The present invention relates to a semipermeable polymer layer, which is semipermeable to charge carriers and/or permeable to neutral species, and more particularly to a process of its manufacture in front of or overlying an electrically conductive substrate, and its use and application.
Placing the semipermeable polymer layer as a membrane in front of an electrically conductive substrate is generally known. The determinant membrane behavior to separate charge carriers or/and to be permeable to neutral species is governed by its structure and different driving forces involved in use of the membrane. An incorporation of ion exchanging and ion-conducting components into an individual polymer chain of the membrane allows for selecting a chemical species to be separated from other species; the permeability of the polymer layer further limits passage of the species through the membrane to only one kid of charge carried by the species. The incorporated ion-exchanging and ion-conducting components which are carrying a charge themselves are known as fixed sites. For each charge of the fixed sites, there is a corresponding counterion, which is present in the membrane. The separation capability of the membrane is based on the exchange or counterions with ions of the same polarity present in the solution (adjacent the membrane containing the species to be "separated"). Simultaneously, the exchange of co-ions of the same polarity as the fixed sites is prohibited. Therefore the passage of the co-ions through the membrane is suppressed.
It is desirable that such polymer layers be made pinhole free, chemically inert and show high mechanical stability. Furthermore, the permeation and the exchange procedure or species should be carried out with high selectivity and high velocity.
The application of polymer layers of prior art showing ion exchange and ion conducting properties of a membrane is based on two distinct manufacturing steps:
1. The preparation of an ion exchange resin.
The ion exchange resin is made by chemical polymerization or polycondensation. Such procedures provide a direct incorporation of ionic groups (fixed sites) into the polymer. When chemical mixed polymerization of styrene and divinylbenzene is used, a successively applied chemical introduction of ionic groups is required (F. Helfferich; Ionenaustauscher, Verlag Chemie, Weinheim, 1959).
2. The crocessino of the ion exchange resin to a semipermeable membrane.
The processing is carried out either by dissolving in an appropriate solvent only the ion-exchange resin or a mixture of the ion exchange resin and a binder (referred to as matrix --i.e. polystyrene, polyvinylchloride or polyethylene).
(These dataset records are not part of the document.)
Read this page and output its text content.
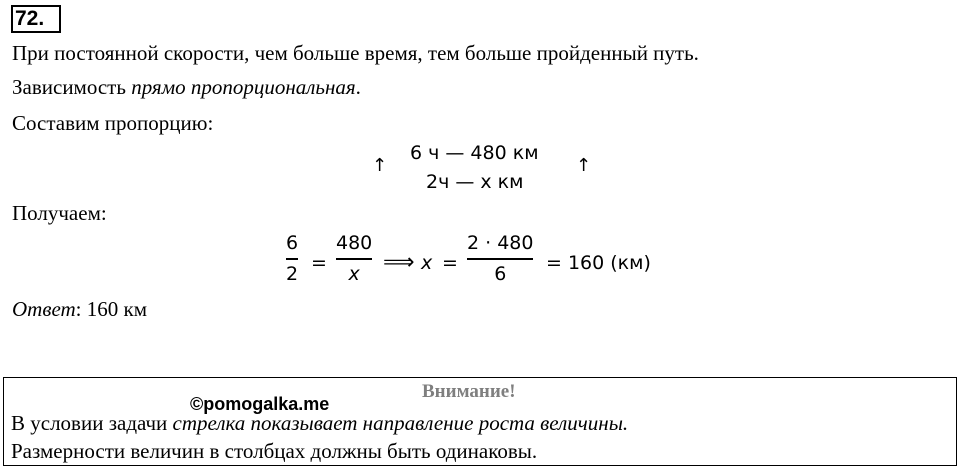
72.
При постоянной скорости, чем больше время, тем больше пройденный путь.
Зависимость прямо пропорциональная.
Составим пропорцию:
↑
6 ч — 480 км
2ч — x км
↑
Получаем:
6
2 =
480
x ⟹ x =
2 · 480
6 = 160 (км)
Ответ: 160 км
Внимание!
©pomogalka.me
В условии задачи стрелка показывает направление роста величины.
Размерности величин в столбцах должны быть одинаковы.
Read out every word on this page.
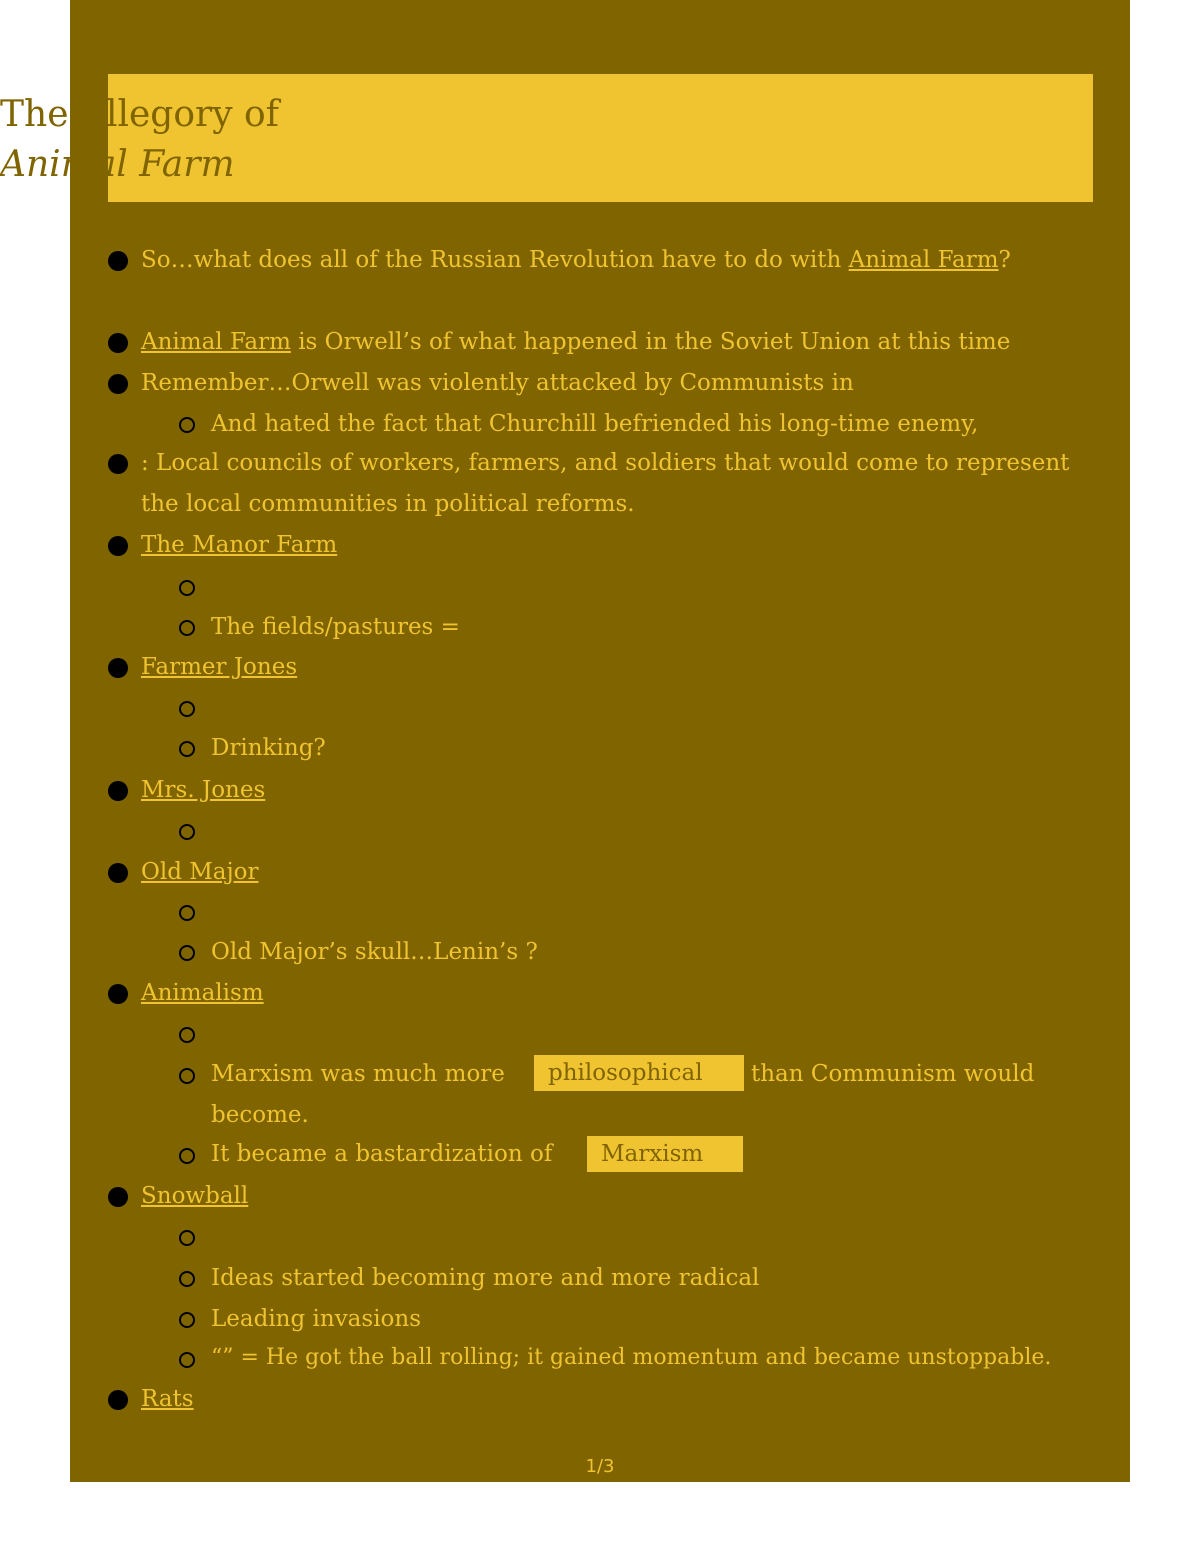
The Allegory of
Animal Farm
So…what does all of the Russian Revolution have to do with Animal Farm?
Animal Farm is Orwell’s of what happened in the Soviet Union at this time
Remember…Orwell was violently attacked by Communists in
And hated the fact that Churchill befriended his long-time enemy,
: Local councils of workers, farmers, and soldiers that would come to represent
the local communities in political reforms.
The Manor Farm
The fields/pastures =
Farmer Jones
Drinking?
Mrs. Jones
Old Major
Old Major’s skull…Lenin’s ?
Animalism
Marxism was much more	philosophical	than Communism would
become.
It became a bastardization of	Marxism
Snowball
Ideas started becoming more and more radical
Leading invasions
“” = He got the ball rolling; it gained momentum and became unstoppable.
Rats
1/3
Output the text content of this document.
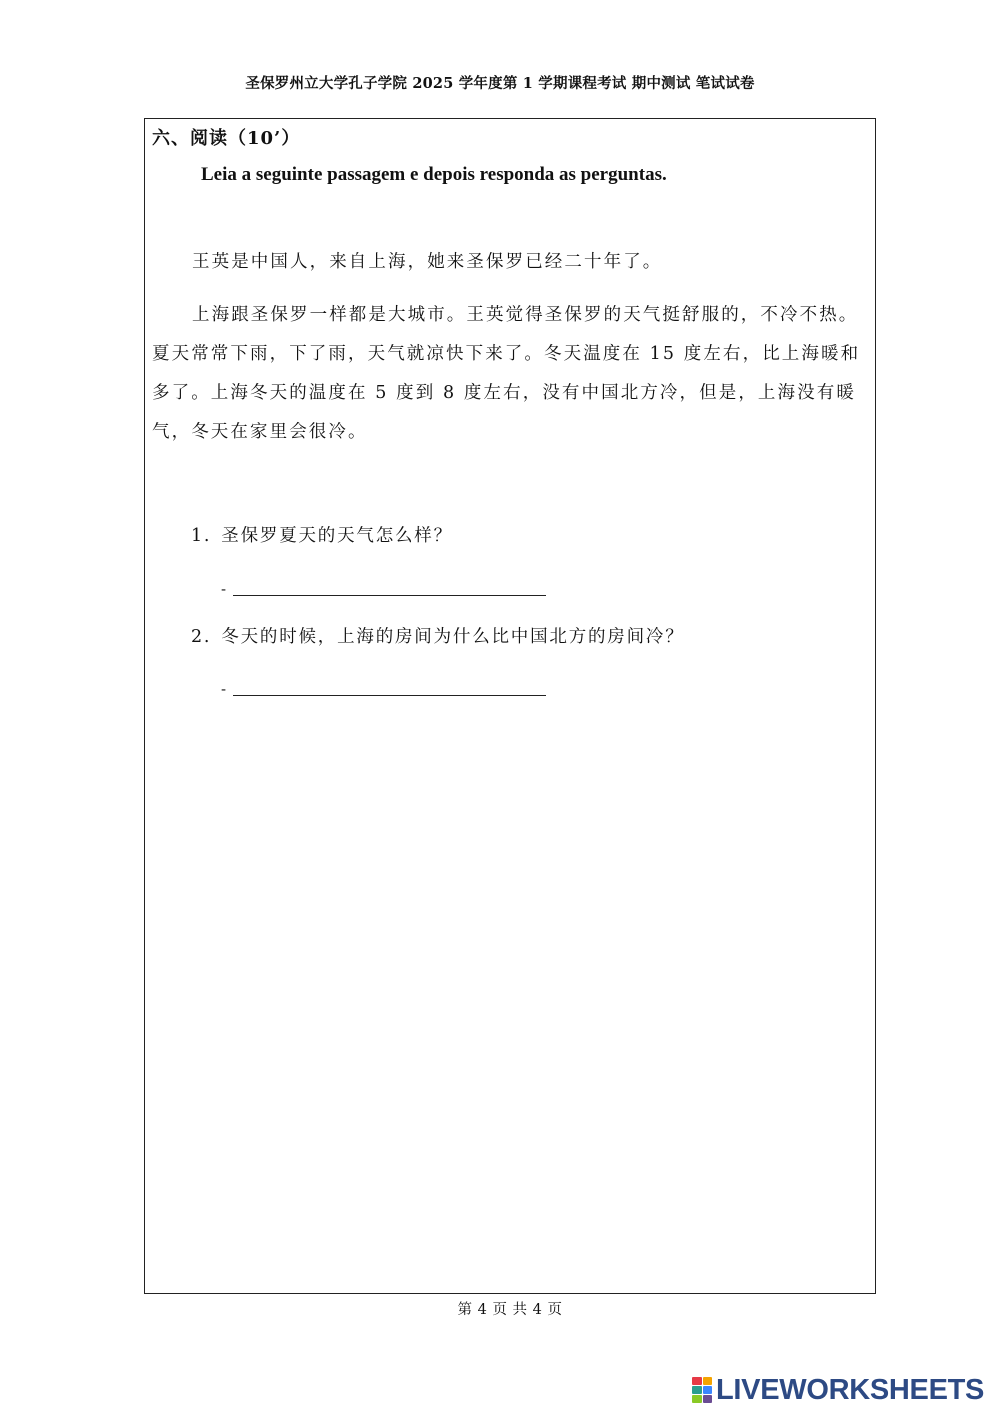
圣保罗州立大学孔子学院 2025 学年度第 1 学期课程考试 期中测试 笔试试卷
六、阅读（10’）
Leia a seguinte passagem e depois responda as perguntas.

王英是中国人，来自上海，她来圣保罗已经二十年了。

上海跟圣保罗一样都是大城市。王英觉得圣保罗的天气挺舒服的，不冷不热。夏天常常下雨，下了雨，天气就凉快下来了。冬天温度在 15 度左右，比上海暖和多了。上海冬天的温度在 5 度到 8 度左右，没有中国北方冷，但是，上海没有暖气，冬天在家里会很冷。

1. 圣保罗夏天的天气怎么样？
-
2. 冬天的时候，上海的房间为什么比中国北方的房间冷？
-
第 4 页 共 4 页
LIVEWORKSHEETS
The membrane is mechanically attached to the electrically conductive substrate by cast coating procedures, i.e., dip-coating or spring-coating processes. After the solvent evaporation, the polymer remains on the substrate and can subsequently be used as a membrane. Such membranes currently used are made, e.g., of Nafion, a perfluorinated polymer, containing sulfonic groups (Wilson A. d., Prosser H. J. (Eds.); Developments in Ionic Polymers, Elsevier; Vol 2, London, 1983). They are capable of exchanging cations.
The transport of species to be separated through the membrane is a kinetically slow process. Therefore, the permeation of the species through the polymer layer is dependent upon the thickness of the layer. This fact makes the layer thickness an important variable for the permeation rate, which up to now could be exploited only in a limited way by applying casting techniques of prior art. Furthermore, the thickness of membrane layers manufactured by techniques of prior art is strongly dependent on the nature of the electrode surface to be coated. For example, using non pretreated and consequently rough substrate surfaces, the cast layers exhibit a relatively broad thickness range of at least 0.05 mmm to 0.1 mm due to the conditions of their preparation. Consequently, the fabrication of uniform membranes of thicknesses lower than that mentioned above is not feasible. A polished and consequently very smooth surface of the substrate enables the fabrication of uniform layers of thickness of about 200 nm. However, in that case, the thickness of the membrane is dependent upon the nature of the required solvent which is used for the processing of the precursor materials.
With decreasing layer thickness of the polymer the possibility of creating pores and cracks increases. The polymer layer thus loses its unique and advantageous membrane property of separating charges of the permeating species. It is known that the membrane diffusion coefficients of species to be separated by such polymer-coated electrodes are lowered by a magnitude of three to four orders of magnitude when compared to those in the electrolyte solution. Therefore, the hitherto process for making a semipermeable polymer on the electroactive surface of the substrate yields a product with limited application and usefulness. (Espenscheid M. W., Ghatak-Roy A. R., Moore III R. B. et al., J. Chem. Soc., Faraday Trans. 1, 82 (1986) 1051-70.)